Peposo is a typical Tuscan meat dish, originally from Impruneta (‘peposo dell’Impruneta’), near Florence. It is a beef stew (‘in umido’) cooked in the oven for up to three hours. It generously seasoned with black pepper (and garlic), and a little tomato and red wine (Chianti). It seems to have been invented by the fornacini of Impruneta (the people in charge of cooking bricks in the kilns) who used to put the pieces of muscle in an earthenware pan with the other ingredients and place it at the mouth of the oven so that it could cook very slowly. After a few hours the meat was ready. The terracotta products of Impruneta are renowned (jars, jars, amphorae, bricks and tiles).

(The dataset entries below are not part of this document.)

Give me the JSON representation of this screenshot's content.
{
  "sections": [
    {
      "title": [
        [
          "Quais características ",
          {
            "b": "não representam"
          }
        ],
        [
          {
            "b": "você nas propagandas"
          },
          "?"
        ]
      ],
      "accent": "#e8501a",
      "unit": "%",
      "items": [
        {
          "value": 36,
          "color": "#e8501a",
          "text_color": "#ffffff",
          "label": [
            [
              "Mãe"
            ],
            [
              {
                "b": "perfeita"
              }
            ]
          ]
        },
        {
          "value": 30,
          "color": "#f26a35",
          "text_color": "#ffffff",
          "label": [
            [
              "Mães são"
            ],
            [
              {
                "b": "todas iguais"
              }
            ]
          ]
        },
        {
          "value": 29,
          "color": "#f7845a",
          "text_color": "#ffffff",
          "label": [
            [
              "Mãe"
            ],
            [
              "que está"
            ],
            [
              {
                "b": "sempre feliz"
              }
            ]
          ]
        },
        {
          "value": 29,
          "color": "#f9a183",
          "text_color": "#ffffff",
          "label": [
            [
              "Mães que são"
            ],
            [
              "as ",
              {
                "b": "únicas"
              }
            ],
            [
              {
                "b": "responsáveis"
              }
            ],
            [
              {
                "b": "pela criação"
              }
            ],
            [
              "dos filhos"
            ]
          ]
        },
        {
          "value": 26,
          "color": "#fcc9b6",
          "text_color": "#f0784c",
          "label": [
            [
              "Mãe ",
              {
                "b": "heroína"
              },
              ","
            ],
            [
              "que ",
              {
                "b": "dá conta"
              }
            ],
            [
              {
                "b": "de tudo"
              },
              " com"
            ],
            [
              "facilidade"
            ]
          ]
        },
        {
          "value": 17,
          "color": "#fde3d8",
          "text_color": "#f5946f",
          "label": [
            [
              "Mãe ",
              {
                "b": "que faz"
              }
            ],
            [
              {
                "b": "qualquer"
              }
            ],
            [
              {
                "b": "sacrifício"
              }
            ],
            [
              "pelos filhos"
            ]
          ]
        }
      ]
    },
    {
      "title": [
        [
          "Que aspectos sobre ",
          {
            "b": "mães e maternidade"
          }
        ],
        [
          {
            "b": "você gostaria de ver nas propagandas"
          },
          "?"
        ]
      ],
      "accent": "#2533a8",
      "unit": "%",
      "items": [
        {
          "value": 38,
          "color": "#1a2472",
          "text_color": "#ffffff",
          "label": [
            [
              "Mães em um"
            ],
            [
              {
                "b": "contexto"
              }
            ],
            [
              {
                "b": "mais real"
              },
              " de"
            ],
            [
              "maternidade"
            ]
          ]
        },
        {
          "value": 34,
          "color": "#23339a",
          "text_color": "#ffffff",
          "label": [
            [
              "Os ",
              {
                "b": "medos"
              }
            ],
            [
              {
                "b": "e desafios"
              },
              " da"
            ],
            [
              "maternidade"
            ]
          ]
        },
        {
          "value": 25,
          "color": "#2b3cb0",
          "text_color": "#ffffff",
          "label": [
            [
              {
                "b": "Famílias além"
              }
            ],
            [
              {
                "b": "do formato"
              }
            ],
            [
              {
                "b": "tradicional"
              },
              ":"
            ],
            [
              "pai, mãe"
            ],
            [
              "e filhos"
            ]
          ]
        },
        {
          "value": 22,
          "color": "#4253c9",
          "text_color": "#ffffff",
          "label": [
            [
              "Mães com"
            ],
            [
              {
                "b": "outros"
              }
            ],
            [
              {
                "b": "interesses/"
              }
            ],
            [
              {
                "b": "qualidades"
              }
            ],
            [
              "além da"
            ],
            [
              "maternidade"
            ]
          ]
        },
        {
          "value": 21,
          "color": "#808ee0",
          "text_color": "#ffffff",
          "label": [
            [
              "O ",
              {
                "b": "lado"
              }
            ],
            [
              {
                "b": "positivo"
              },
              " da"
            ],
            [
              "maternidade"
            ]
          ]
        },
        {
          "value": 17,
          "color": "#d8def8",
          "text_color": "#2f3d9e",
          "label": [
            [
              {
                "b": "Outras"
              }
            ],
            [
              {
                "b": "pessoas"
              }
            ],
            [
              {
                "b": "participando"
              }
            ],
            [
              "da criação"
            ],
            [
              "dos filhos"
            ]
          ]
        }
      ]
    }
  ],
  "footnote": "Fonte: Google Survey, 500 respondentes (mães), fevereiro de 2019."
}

The bricks for Brunelleschi’s dome of the Florence Cathedral were also fired in the ovens of Impruneta.
 
Ingredients: Guelfo Magrini (summarising the recipe used at the Il Pozzo restaurant in Sant’Angelo in Colle, Montalcino) suggests 1kg of beef cheek, 1.5 litres of Brunello di Montalcino DOCG red wine, green pepper and mashed black pepper, 3 spikes of cloves, wild fennel (flowers or seeds), 2 heads of garlic, salt. Have a cheesecloth sack to hand too. Serve with polenta (not too soft so that it can be eaten with the cooking sauce).

Bibliography

Guelfo Magrini, ‘Brunello di Montalcino‘ (Morganti Editori, 2003), English edition.